Once you know the name of the compiler that you are going to use (say, mpicc), you can proceed compile the MPI executables:
cd <DYNAMO_ROOT>/mpi source dynamo_compile_mpi.sh mpicc
If you get an error during compilation, try with a different module of a different compiler inside the same module.
Cluster header file
A cluster header file allows Dynamo to produce an execution script for a project that will be understood by the specific syntax of your cluster. You have several examples of cluster header files in the <DYNAMO_ROOT>/mpi folder of your Dynamo installation.
Preparing a project
You need first to tune several parameters in your project, through the GUI or the command line.
GUI
After opening a project in the dcp GUI you need to set fo Computing Environment GUI
- Make certain that you are dialing the cluster MPI option on the.
- Select the number of cores on the field CPU cores. Each one will be handled by a separate MPI task.
- Make certain that the Parallelized averaging step in the bottom panel is set to zero. This option only applies to Matlab based computations.
- Pass the path to the cluster header file.
Command line
All the steps above can be performed through the command line, using the names of the project parameters. You can follow the examples below, where a project called myProject gets its parameters tuned with the command dvput
- dvput myProject destination mpi
- dvput myProject cores 128
- dvput myProject mwa 0
- dvput myProject cluster myClusterHeader.sh
Remember that the Dynamo command dvhelp will list the different project parameters that can be edited by the user through dvput
Executing the project
Once the project has the right parameters, you can unfold it normally to produce an execution script. Then, you submit it from the command line. The concrete syntax may change depending on the queuing system controlling your cluster, typical examples are:
qsub myProject.sh (in PBS queues)
or
sbatch myProject.sh (in SLURM queues).
It is a sane policy to check the contents of the execution script myProject.sh before submitting it, in order to check that everything went smooth and Dynamo was able to use the #Cluster header file to convert your project in a text file with the right syntax for your queue.
Performance
In some clusters, following the above procedure without further tuning can lead Dynamo to show a very slow performance. This is normally related to the fact Dynamo as standalone works on the MCR libraries. These libraries might need some tuning for your system.

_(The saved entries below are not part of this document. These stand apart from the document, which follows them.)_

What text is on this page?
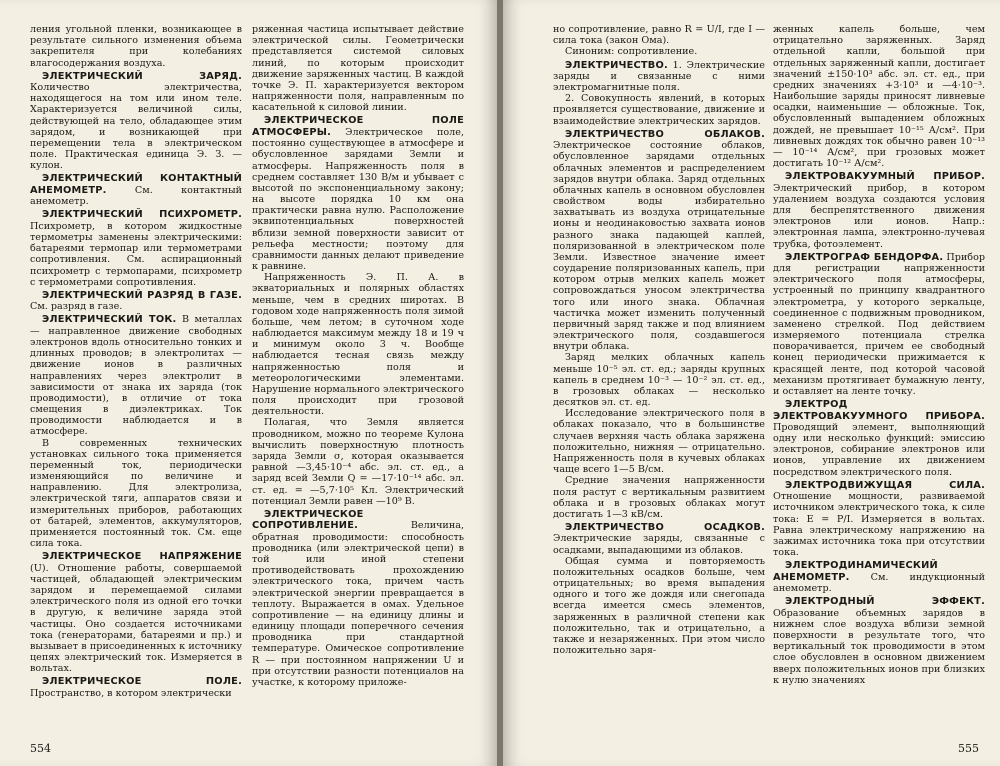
ления угольной пленки, возникающее в результате сильного изменения объема закрепителя при колебаниях влагосодержания воздуха.

ЭЛЕКТРИЧЕСКИЙ ЗАРЯД. Количество электричества, находящегося на том или ином теле. Характеризуется величиной силы, действующей на тело, обладающее этим зарядом, и возникающей при перемещении тела в электрическом поле. Практическая единица Э. З. — кулон.

ЭЛЕКТРИЧЕСКИЙ КОНТАКТНЫЙ АНЕМОМЕТР.	См. контактный анемометр.

ЭЛЕКТРИЧЕСКИЙ ПСИХРОМЕТР. Психрометр, в котором жидкостные термометры заменены электрическими: батареями термопар или термометрами сопротивления. См. аспирационный психрометр с термопарами, психрометр с термометрами сопротивления.

ЭЛЕКТРИЧЕСКИЙ РАЗРЯД В ГАЗЕ. См. разряд в газе.

ЭЛЕКТРИЧЕСКИЙ ТОК. В металлах — направленное движение свободных электронов вдоль относительно тонких и длинных проводов; в электролитах — движение ионов в различных направлениях через электролит в зависимости от знака их заряда (ток проводимости), в отличие от тока смещения в диэлектриках. Ток проводимости наблюдается и в атмосфере.

В современных технических установках сильного тока применяется переменный ток, периодически изменяющийся по величине и направлению. Для электролиза, электрической тяги, аппаратов связи и измерительных приборов, работающих от батарей, элементов, аккумуляторов, применяется постоянный ток. См. еще сила тока.

ЭЛЕКТРИЧЕСКОЕ НАПРЯЖЕНИЕ (U). Отношение работы, совершаемой частицей, обладающей электрическим зарядом и перемещаемой силами электрического поля из одной его точки в другую, к величине заряда этой частицы. Оно создается источниками тока (генераторами, батареями и пр.) и вызывает в присоединенных к источнику цепях электрический ток. Измеряется в вольтах.

ЭЛЕКТРИЧЕСКОЕ ПОЛЕ. Пространство, в котором электрически

ряженная частица испытывает действие электрической силы. Геометрически представляется системой силовых линий, по которым происходит движение заряженных частиц. В каждой точке Э. П. характеризуется вектором напряженности поля, направленным по касательной к силовой линии.

ЭЛЕКТРИЧЕСКОЕ ПОЛЕ АТМОСФЕРЫ. Электрическое поле, постоянно существующее в атмосфере и обусловленное зарядами Земли и атмосферы. Напряженность поля в среднем составляет 130 В/м и убывает с высотой по экспоненциальному закону; на высоте порядка 10 км она практически равна нулю. Расположение эквипотенциальных поверхностей вблизи земной поверхности зависит от рельефа местности; поэтому для сравнимости данных делают приведение к равнине.

Напряженность Э. П. А. в экваториальных и полярных областях меньше, чем в средних широтах. В годовом ходе напряженность поля зимой больше, чем летом; в суточном ходе наблюдается максимум между 18 и 19 ч и минимум около 3 ч. Вообще наблюдается тесная связь между напряженностью поля и метеорологическими элементами. Нарушение нормального электрического поля происходит при грозовой деятельности.

Полагая, что Земля является проводником, можно по теореме Кулона вычислить поверхностную плотность заряда Земли σ, которая оказывается равной —3,45·10⁻⁴ абс. эл. ст. ед., а заряд всей Земли Q = —17·10⁻¹⁴ абс. эл. ст. ед. = —5,7·10⁵ Кл. Электрический потенциал Земли равен —10⁹ В.

ЭЛЕКТРИЧЕСКОЕ СОПРОТИВЛЕНИЕ.	Величина, обратная проводимости: способность проводника (или электрической цепи) в той или иной степени противодействовать прохождению электрического тока, причем часть электрической энергии превращается в теплоту. Выражается в омах. Удельное сопротивление — на единицу длины и единицу площади поперечного сечения проводника при стандартной температуре. Омическое сопротивление R — при постоянном напряжении U и при отсутствии разности потенциалов на участке, к которому приложе-

554

но сопротивление, равно R = U/I, где I — сила тока (закон Ома).

Синоним: сопротивление.

ЭЛЕКТРИЧЕСТВО. 1. Электрические заряды и связанные с ними электромагнитные поля.

2. Совокупность явлений, в которых проявляется существование, движение и взаимодействие электрических зарядов.

ЭЛЕКТРИЧЕСТВО ОБЛАКОВ. Электрическое состояние облаков, обусловленное зарядами отдельных облачных элементов и распределением зарядов внутри облака. Заряд отдельных облачных капель в основном обусловлен свойством воды избирательно захватывать из воздуха отрицательные ионы и неодинаковостью захвата ионов разного знака падающей каплей, поляризованной в электрическом поле Земли. Известное значение имеет соударение поляризованных капель, при котором отрыв мелких капель может сопровождаться уносом электричества того или иного знака. Облачная частичка может изменить полученный первичный заряд также и под влиянием электрического поля, создавшегося внутри облака.

Заряд мелких облачных капель меньше 10⁻⁵ эл. ст. ед.; заряды крупных капель в среднем 10⁻³ — 10⁻² эл. ст. ед., в грозовых облаках — несколько десятков эл. ст. ед.

Исследование электрического поля в облаках показало, что в большинстве случаев верхняя часть облака заряжена положительно, нижняя — отрицательно. Напряженность поля в кучевых облаках чаще всего 1—5 В/см.

Средние значения напряженности поля растут с вертикальным развитием облака и в грозовых облаках могут достигать 1—3 кВ/см.

ЭЛЕКТРИЧЕСТВО ОСАДКОВ. Электрические заряды, связанные с осадками, выпадающими из облаков.

Общая сумма и повторяемость положительных осадков больше, чем отрицательных; во время выпадения одного и того же дождя или снегопада всегда имеется смесь элементов, заряженных в различной степени как положительно, так и отрицательно, а также и незаряженных. При этом число положительно заря-

женных капель больше, чем отрицательно заряженных. Заряд отдельной капли, большой при отдельных заряженный капли, достигает значений ±150·10³ абс. эл. ст. ед., при средних значениях +3·10³ и —4·10⁻³. Наибольшие заряды приносят ливневые осадки, наименьшие — обложные. Ток, обусловленный выпадением обложных дождей, не превышает 10⁻¹⁵ А/см². При ливневых дождях ток обычно равен 10⁻¹³ — 10⁻¹⁴ А/см², при грозовых может достигать 10⁻¹² А/см².

ЭЛЕКТРОВАКУУМНЫЙ ПРИБОР. Электрический прибор, в котором удалением воздуха создаются условия для беспрепятственного движения электронов или ионов. Напр.: электронная лампа, электронно-лучевая трубка, фотоэлемент.

ЭЛЕКТРОГРАФ БЕНДОРФА. Прибор для регистрации напряженности электрического поля атмосферы, устроенный по принципу квадрантного электрометра, у которого зеркальце, соединенное с подвижным проводником, заменено стрелкой. Под действием измеряемого потенциала стрелка поворачивается, причем ее свободный конец периодически прижимается к красящей ленте, под которой часовой механизм протягивает бумажную ленту, и оставляет на ленте точку.

ЭЛЕКТРОД ЭЛЕКТРОВАКУУМНОГО ПРИБОРА. Проводящий элемент, выполняющий одну или несколько функций: эмиссию электронов, собирание электронов или ионов, управление их движением посредством электрического поля.

ЭЛЕКТРОДВИЖУЩАЯ СИЛА. Отношение мощности, развиваемой источником электрического тока, к силе тока: E = P/I. Измеряется в вольтах. Равна электрическому напряжению на зажимах источника тока при отсутствии тока.

ЭЛЕКТРОДИНАМИЧЕСКИЙ АНЕМОМЕТР. См. индукционный анемометр.

ЭЛЕКТРОДНЫЙ ЭФФЕКТ. Образование объемных зарядов в нижнем слое воздуха вблизи земной поверхности в результате того, что вертикальный ток проводимости в этом слое обусловлен в основном движением вверх положительных ионов при близких к нулю значениях

555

This can be done by making certain that the MCR_CACHE_ROOT variable is set to a fast file share on your system. Most parallel clusters offer the users an area of the disk called scratch, with a specially good I/O performance. If that's the case, it is a good idea to make certain that your project will have its MCR_CACHE_ROOT tuned to (a subfolder of) that location. You can do this by just editing the execution script with something like:
mkdir $SCRATCH/temporal export MCR_CACHE_ROOT=$SCRATCH/temporal
You can also insert this in your cluster header file, or use the mcr parameter of the project to instruct a particular project to use a particular
Several MCR extraction folders
Dynamo includes the experimental option of selecting a different MCR_CACHE_ROOT for each one of the spawned MPI tasks. You should try this option if you notice a too slow performance.
Using a cluster under Matlab
This is a totally different scenario. If your cluster supports running Matlab jobs through the Distributed Computing Engine... that's perfect. You don't need to use the MPI version of Dynamo: no need to compile the MPI executables, no need to design a cluster header file. You just use the destination parameter matlab_parfor and Matlab will take care of everything.
Note that the engine should be deployed and maintained on your cluster. Having a single licence on the login node (even if the Parallel Computing Toolbox is active there) will NOT be sufficient to run Dynamo-Matlab jobs on your cluster.